The amnesty of 8,325 prisoners includes "six prisoners sentenced for violating national security", presidential spokesman Nguyen Van Bich said yesterday. "The amnesty reflects the lenient and humanitarian policy of the Vietnamese state towards prisoners with good re-education."

The official said among the six were Catholic priest Nguyen Van Ly, 59, and political dissident Nguyen Dan Que, 63.

Father Ly was sentenced in October 2001 to 15 years in prison and to five years of house arrest after he served his jail term.

He was convicted of state sabotage for sending a letter to the United States Commission on International Religious Freedom. His sentence was reduced to 10 years in 2003 and then to five years last June, amid criticism of Hanoi's treatment of religious dissidents.

Que, an internet dissident and democracy advocate, was given a 30-month jail term last July for "abusing his democratic rights".

Last Friday, a diplomat said four dissidents on a European Union list of prisoners of conscience would be released. Apart from Ly and Que, he mentioned Huynh Van Ba, a member of the outlawed Unified Buddhist Church of Vietnam, and another dissident jailed in 1993, Nguyen Dinh Huy. Yesterday another source mentioned Truong Van Duc, a member of the Hoa Ha Buddhist sect who was sentenced to 12 years' jail in 2001.

All are well-known critics of the communist government, which keeps an iron grip on the media and often stifles dissent with long prison sentences.

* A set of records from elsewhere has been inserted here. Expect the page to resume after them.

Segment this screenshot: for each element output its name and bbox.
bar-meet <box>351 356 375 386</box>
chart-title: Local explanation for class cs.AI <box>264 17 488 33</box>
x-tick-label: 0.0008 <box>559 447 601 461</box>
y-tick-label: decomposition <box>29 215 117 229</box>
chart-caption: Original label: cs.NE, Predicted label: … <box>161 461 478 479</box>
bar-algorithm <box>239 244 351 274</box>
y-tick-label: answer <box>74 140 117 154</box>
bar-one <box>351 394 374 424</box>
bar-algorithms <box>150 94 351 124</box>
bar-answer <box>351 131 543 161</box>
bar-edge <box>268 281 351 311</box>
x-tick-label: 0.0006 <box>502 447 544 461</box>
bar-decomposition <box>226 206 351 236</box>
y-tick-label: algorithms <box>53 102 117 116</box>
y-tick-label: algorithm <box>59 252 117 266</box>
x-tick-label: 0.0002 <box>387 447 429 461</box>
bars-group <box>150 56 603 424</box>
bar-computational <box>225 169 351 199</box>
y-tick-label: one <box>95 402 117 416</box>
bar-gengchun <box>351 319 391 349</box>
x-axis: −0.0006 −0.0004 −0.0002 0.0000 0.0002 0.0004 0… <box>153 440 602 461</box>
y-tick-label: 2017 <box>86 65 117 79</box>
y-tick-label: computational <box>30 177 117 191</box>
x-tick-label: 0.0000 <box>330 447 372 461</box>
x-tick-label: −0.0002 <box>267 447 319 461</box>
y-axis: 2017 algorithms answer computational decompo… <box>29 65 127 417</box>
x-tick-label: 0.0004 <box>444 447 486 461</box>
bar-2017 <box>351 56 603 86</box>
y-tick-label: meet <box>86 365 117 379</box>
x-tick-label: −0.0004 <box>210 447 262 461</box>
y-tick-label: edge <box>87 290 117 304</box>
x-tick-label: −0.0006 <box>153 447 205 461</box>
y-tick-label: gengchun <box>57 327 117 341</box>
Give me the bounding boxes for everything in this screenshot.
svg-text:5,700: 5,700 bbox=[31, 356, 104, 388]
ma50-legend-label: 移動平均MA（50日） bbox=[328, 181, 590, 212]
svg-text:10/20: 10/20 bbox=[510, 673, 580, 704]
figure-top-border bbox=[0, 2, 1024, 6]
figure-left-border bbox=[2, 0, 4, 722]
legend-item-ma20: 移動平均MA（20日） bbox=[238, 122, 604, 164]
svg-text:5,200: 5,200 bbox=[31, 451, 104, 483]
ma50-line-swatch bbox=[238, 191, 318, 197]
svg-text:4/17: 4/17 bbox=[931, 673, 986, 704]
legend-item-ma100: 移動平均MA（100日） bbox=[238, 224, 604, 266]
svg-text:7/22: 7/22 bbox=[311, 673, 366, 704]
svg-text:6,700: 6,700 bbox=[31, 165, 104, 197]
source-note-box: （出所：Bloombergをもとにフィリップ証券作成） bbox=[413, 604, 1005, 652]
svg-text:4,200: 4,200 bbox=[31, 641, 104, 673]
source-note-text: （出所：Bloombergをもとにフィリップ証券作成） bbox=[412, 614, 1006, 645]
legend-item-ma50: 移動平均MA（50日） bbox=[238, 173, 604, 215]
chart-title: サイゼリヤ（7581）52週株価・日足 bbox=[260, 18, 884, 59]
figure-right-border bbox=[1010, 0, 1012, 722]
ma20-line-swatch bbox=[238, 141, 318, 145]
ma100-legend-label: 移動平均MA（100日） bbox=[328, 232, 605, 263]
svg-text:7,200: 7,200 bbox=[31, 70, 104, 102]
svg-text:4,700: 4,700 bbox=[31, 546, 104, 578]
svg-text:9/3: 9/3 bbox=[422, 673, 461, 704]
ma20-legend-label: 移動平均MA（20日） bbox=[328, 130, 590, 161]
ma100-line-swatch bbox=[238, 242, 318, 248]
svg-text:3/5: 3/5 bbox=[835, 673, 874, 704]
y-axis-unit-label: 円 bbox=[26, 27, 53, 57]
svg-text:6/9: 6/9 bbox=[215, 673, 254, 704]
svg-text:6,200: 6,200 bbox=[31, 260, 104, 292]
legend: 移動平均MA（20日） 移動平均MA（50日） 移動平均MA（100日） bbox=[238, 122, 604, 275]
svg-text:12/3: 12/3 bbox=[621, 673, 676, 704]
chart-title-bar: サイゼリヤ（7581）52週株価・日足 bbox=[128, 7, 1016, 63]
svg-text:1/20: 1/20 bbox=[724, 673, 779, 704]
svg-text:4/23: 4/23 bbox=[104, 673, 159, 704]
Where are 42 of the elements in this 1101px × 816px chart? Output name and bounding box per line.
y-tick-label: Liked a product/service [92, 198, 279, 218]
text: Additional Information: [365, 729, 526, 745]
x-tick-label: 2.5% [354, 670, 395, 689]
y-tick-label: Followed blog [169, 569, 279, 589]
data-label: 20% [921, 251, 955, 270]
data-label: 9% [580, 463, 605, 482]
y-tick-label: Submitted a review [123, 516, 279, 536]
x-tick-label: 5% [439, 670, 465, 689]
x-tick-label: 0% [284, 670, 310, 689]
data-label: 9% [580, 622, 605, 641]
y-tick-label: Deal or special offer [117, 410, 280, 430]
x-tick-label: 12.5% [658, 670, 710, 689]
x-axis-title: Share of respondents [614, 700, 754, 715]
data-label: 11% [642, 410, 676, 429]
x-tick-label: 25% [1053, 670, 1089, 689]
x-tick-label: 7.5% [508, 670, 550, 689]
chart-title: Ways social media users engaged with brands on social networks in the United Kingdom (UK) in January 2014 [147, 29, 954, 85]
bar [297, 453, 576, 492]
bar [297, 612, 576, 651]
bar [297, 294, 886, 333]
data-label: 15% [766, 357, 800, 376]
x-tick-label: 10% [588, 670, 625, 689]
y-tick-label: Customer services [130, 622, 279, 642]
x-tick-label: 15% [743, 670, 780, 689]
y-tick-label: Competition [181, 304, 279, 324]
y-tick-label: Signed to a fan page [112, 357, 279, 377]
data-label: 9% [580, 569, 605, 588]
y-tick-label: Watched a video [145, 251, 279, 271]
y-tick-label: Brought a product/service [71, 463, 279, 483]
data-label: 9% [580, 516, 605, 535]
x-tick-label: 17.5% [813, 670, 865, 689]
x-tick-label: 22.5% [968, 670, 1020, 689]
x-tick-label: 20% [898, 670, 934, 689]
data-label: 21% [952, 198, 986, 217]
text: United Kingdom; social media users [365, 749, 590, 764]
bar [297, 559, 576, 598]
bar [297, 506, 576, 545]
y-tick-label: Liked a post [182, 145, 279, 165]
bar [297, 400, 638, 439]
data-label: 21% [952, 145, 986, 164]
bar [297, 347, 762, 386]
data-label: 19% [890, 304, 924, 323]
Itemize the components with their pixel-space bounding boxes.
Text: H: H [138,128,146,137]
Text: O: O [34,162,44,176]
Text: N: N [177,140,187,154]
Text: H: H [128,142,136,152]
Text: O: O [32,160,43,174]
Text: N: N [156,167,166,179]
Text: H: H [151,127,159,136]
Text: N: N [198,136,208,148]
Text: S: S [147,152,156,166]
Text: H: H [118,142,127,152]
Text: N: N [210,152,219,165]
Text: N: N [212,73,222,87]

Ba, 50, was originally sentenced to life imprisonment in March 1987 for "attempting to overthrow the people's government" but had his sentence reduced to 20 years.

Huy, 72, was arrested in 1993 with 11 other members of a political group and sentenced two years later to 15 years in prison. 

The next amnesties will be announced on April 30 to mark the 30th anniversary of the fall of the US-backed South Vietnamese regime, and on National Day on September 2.